方法toLeakAwareBuffer(buf)对申请的buf又进行了一次包装:
protected static ByteBuf toLeakAwareBuffer(ByteBuf buf) {
ResourceLeak leak;
switch (ResourceLeakDetector.getLevel()) {
case SIMPLE:
leak = AbstractByteBuf.leakDetector.open(buf);
if (leak != null) {
buf = new SimpleLeakAwareByteBuf(buf, leak);
}
break;
case ADVANCED:
case PARANOID:
leak = AbstractByteBuf.leakDetector.open(buf);
if (leak != null) {
buf = new AdvancedLeakAwareByteBuf(buf, leak);
}
break;
}
return buf;
}
Netty中使用引用计数机制来管理资源,ByteBuf实现了ReferenceCounted接口,当实例化一个ByteBuf时,引用计数为1, 代码中需要保持一个该对象的引用时需要调用retain方法将计数增1,对象使用完时调用release将计数减1。
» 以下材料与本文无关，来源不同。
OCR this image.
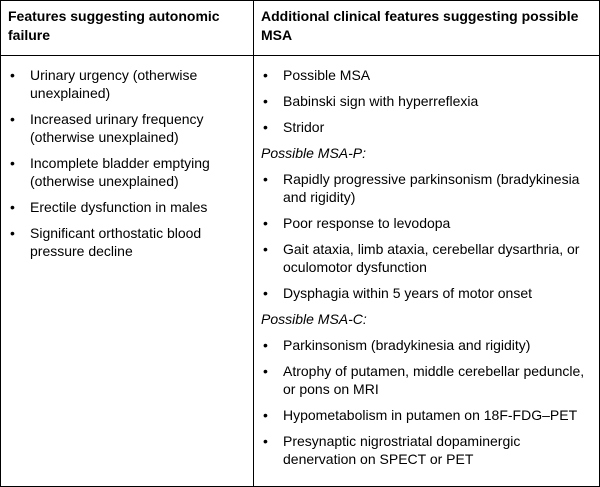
Features suggesting autonomic failure
Additional clinical features suggesting possible MSA
• Urinary urgency (otherwise unexplained)
• Increased urinary frequency (otherwise unexplained)
• Incomplete bladder emptying (otherwise unexplained)
• Erectile dysfunction in males
• Significant orthostatic blood pressure decline
• Possible MSA
• Babinski sign with hyperreflexia
• Stridor
Possible MSA-P:
• Rapidly progressive parkinsonism (bradykinesia and rigidity)
• Poor response to levodopa
• Gait ataxia, limb ataxia, cerebellar dysarthria, or oculomotor dysfunction
• Dysphagia within 5 years of motor onset
Possible MSA-C:
• Parkinsonism (bradykinesia and rigidity)
• Atrophy of putamen, middle cerebellar peduncle, or pons on MRI
• Hypometabolism in putamen on 18F-FDG–PET
• Presynaptic nigrostriatal dopaminergic denervation on SPECT or PET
当引用计数变为0时,对象将释放所持有的底层资源或将资源返回资源池。
3、方法doReadBytes(byteBuf) 将socketChannel数据写入缓存。
//NioSocketChannel
@Override
protected int doReadBytes(ByteBuf byteBuf) throws Exception {
return byteBuf.writeBytes(javaChannel(), byteBuf.writableBytes());
}
//WrappedByteBuf
@Override
public int writeBytes(ScatteringByteChannel in, int length) throws IOException {
return buf.writeBytes(in, length);
}
//AbsractByteBuf
@Override
public int writeBytes(ScatteringByteChannel in, int length) throws IOException {
ensureAccessible();
ensureWritable(length);
int writtenBytes = setBytes(writerIndex, in, length);
if (writtenBytes > 0) {
writerIndex += writtenBytes;
}
return writtenBytes;
}
//UnpooledUnsafeDirectByteBuf
@Override
public int setBytes(int index, ScatteringByteChannel in, int length) throws IOException {
ensureAccessible();
ByteBuffer tmpBuf = internalNioBuffer();
tmpBuf.clear().position(index).limit(index + length);
try {
return in.read(tmpBuf);
} catch (ClosedChannelException ignored) {
return -1;
}
}
private ByteBuffer internalNioBuffer() {
ByteBuffer tmpNioBuf = this.tmpNioBuf;
if (tmpNioBuf == null) {
this.tmpNioBuf = tmpNioBuf = buffer.duplicate();
}
return tmpNioBuf;
}
最终底层采用ByteBuffer实现read操作,这里有一块逻辑不清楚,为什么要用tmpNioBuf?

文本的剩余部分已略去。